In 1989, Wickham's descendants attempted to regain the property, but their lawsuit was dismissed in 1992. About a month later, in April 1989, Suffolk County agreed to purchase Robins Island for $9.2 million (equivalent to $ million in ) and turn it into a nature preserve. However, the island never transitioned to public ownership because of legal disputes, as another developer had signed a contract to purchase Robins Island for $15.3 million and develop 22 luxury homes on five-acre lots. (That development deal collapsed after the county determined that an environmental study was necessary before the island could be purchased.)

== Current status ==
Robins Island is owned by Wall Street financier Louis Bacon, who purchased it in 1993 at a bankruptcy court auction for $11 million. Bacon has made significant investments in restoring the neglected island, going so far as to import full-grown oak trees to replace ones harvested for lumber years earlier. Some non-native grasses were removed from the island and replaced, and hunters reduced an overgrown deer population. The island has the healthiest turtle population in the state, which includes the Eastern mud turtle.

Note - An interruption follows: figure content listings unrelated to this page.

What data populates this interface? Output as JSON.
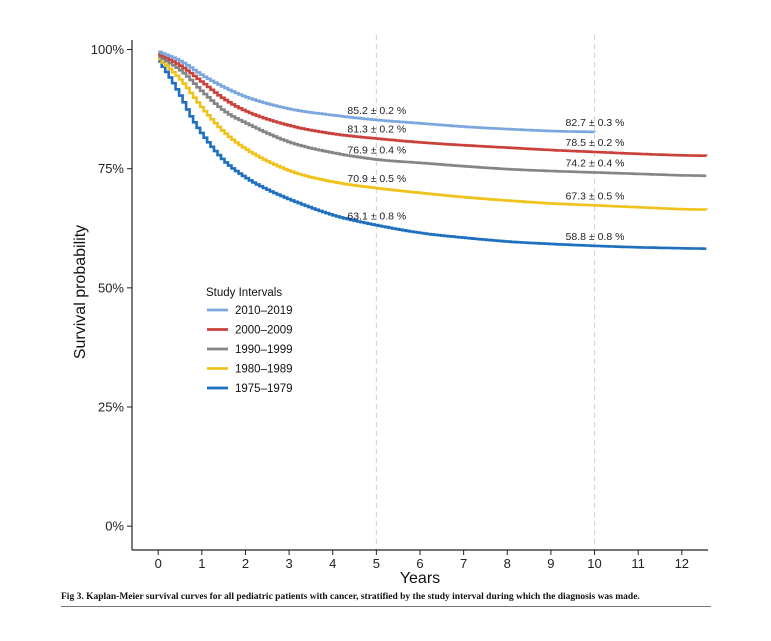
{
  "chart_data": {
    "type": "line",
    "step": true,
    "xlabel": "Years",
    "ylabel": "Survival probability",
    "xlim": [
      -0.6,
      12.6
    ],
    "ylim": [
      -0.05,
      1.02
    ],
    "x_ticks": [
      0,
      1,
      2,
      3,
      4,
      5,
      6,
      7,
      8,
      9,
      10,
      11,
      12
    ],
    "x_tick_labels": [
      "0",
      "1",
      "2",
      "3",
      "4",
      "5",
      "6",
      "7",
      "8",
      "9",
      "10",
      "11",
      "12"
    ],
    "y_ticks": [
      0,
      0.25,
      0.5,
      0.75,
      1.0
    ],
    "y_tick_labels": [
      "0%",
      "25%",
      "50%",
      "75%",
      "100%"
    ],
    "reference_lines_x": [
      5,
      10
    ],
    "legend_title": "Study Intervals",
    "legend_position": "center-left",
    "series": [
      {
        "name": "2010–2019",
        "color": "#7BA7DE",
        "x": [
          0,
          0.5,
          1,
          1.5,
          2,
          3,
          4,
          5,
          6,
          7,
          8,
          9,
          10
        ],
        "y": [
          0.995,
          0.975,
          0.945,
          0.92,
          0.9,
          0.875,
          0.862,
          0.852,
          0.845,
          0.838,
          0.833,
          0.829,
          0.827
        ]
      },
      {
        "name": "2000–2009",
        "color": "#C9413A",
        "x": [
          0,
          0.5,
          1,
          1.5,
          2,
          3,
          4,
          5,
          6,
          7,
          8,
          9,
          10,
          11,
          12,
          12.6
        ],
        "y": [
          0.99,
          0.965,
          0.93,
          0.895,
          0.87,
          0.84,
          0.823,
          0.813,
          0.805,
          0.799,
          0.794,
          0.789,
          0.785,
          0.781,
          0.778,
          0.777
        ]
      },
      {
        "name": "1990–1999",
        "color": "#858585",
        "x": [
          0,
          0.5,
          1,
          1.5,
          2,
          3,
          4,
          5,
          6,
          7,
          8,
          9,
          10,
          11,
          12,
          12.6
        ],
        "y": [
          0.985,
          0.955,
          0.91,
          0.87,
          0.845,
          0.805,
          0.783,
          0.769,
          0.762,
          0.755,
          0.749,
          0.745,
          0.742,
          0.739,
          0.736,
          0.735
        ]
      },
      {
        "name": "1980–1989",
        "color": "#EFC21C",
        "x": [
          0,
          0.5,
          1,
          1.5,
          2,
          3,
          4,
          5,
          6,
          7,
          8,
          9,
          10,
          11,
          12,
          12.6
        ],
        "y": [
          0.98,
          0.935,
          0.875,
          0.825,
          0.79,
          0.745,
          0.722,
          0.709,
          0.699,
          0.69,
          0.683,
          0.677,
          0.673,
          0.669,
          0.665,
          0.664
        ]
      },
      {
        "name": "1975–1979",
        "color": "#1F6FBF",
        "x": [
          0,
          0.25,
          0.5,
          0.75,
          1,
          1.5,
          2,
          2.5,
          3,
          4,
          5,
          6,
          7,
          8,
          9,
          10,
          11,
          12,
          12.6
        ],
        "y": [
          0.975,
          0.94,
          0.9,
          0.855,
          0.82,
          0.765,
          0.73,
          0.705,
          0.685,
          0.652,
          0.631,
          0.615,
          0.605,
          0.597,
          0.592,
          0.588,
          0.585,
          0.583,
          0.582
        ]
      }
    ],
    "annotations": [
      {
        "x": 5,
        "y": 0.852,
        "text": "85.2 ± 0.2 %"
      },
      {
        "x": 5,
        "y": 0.813,
        "text": "81.3 ± 0.2 %"
      },
      {
        "x": 5,
        "y": 0.769,
        "text": "76.9 ± 0.4 %"
      },
      {
        "x": 5,
        "y": 0.709,
        "text": "70.9 ± 0.5 %"
      },
      {
        "x": 5,
        "y": 0.631,
        "text": "63.1 ± 0.8 %"
      },
      {
        "x": 10,
        "y": 0.827,
        "text": "82.7 ± 0.3 %"
      },
      {
        "x": 10,
        "y": 0.785,
        "text": "78.5 ± 0.2 %"
      },
      {
        "x": 10,
        "y": 0.742,
        "text": "74.2 ± 0.4 %"
      },
      {
        "x": 10,
        "y": 0.673,
        "text": "67.3 ± 0.5 %"
      },
      {
        "x": 10,
        "y": 0.588,
        "text": "58.8 ± 0.8 %"
      }
    ]
  },
  "caption": "Fig 3. Kaplan-Meier survival curves for all pediatric patients with cancer, stratified by the study interval during which the diagnosis was made."
}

Bacon is known for hosting traditional English "driven pheasant" hunts on the island for his guests. There are three main houses on the property with additional visitors' cottages, caretaker quarters, and several barns and outbuildings on the island.

== Geography ==
Robins Island is located between Little Peconic Bay and Great Peconic Bay. The island can be reached by a private vessel. A road runs the length of the island. A conservation easement in 1997 makes it unlikely that any development will occur on the island; however, 2009 satellite images show seven structures and several small outbuildings on the island.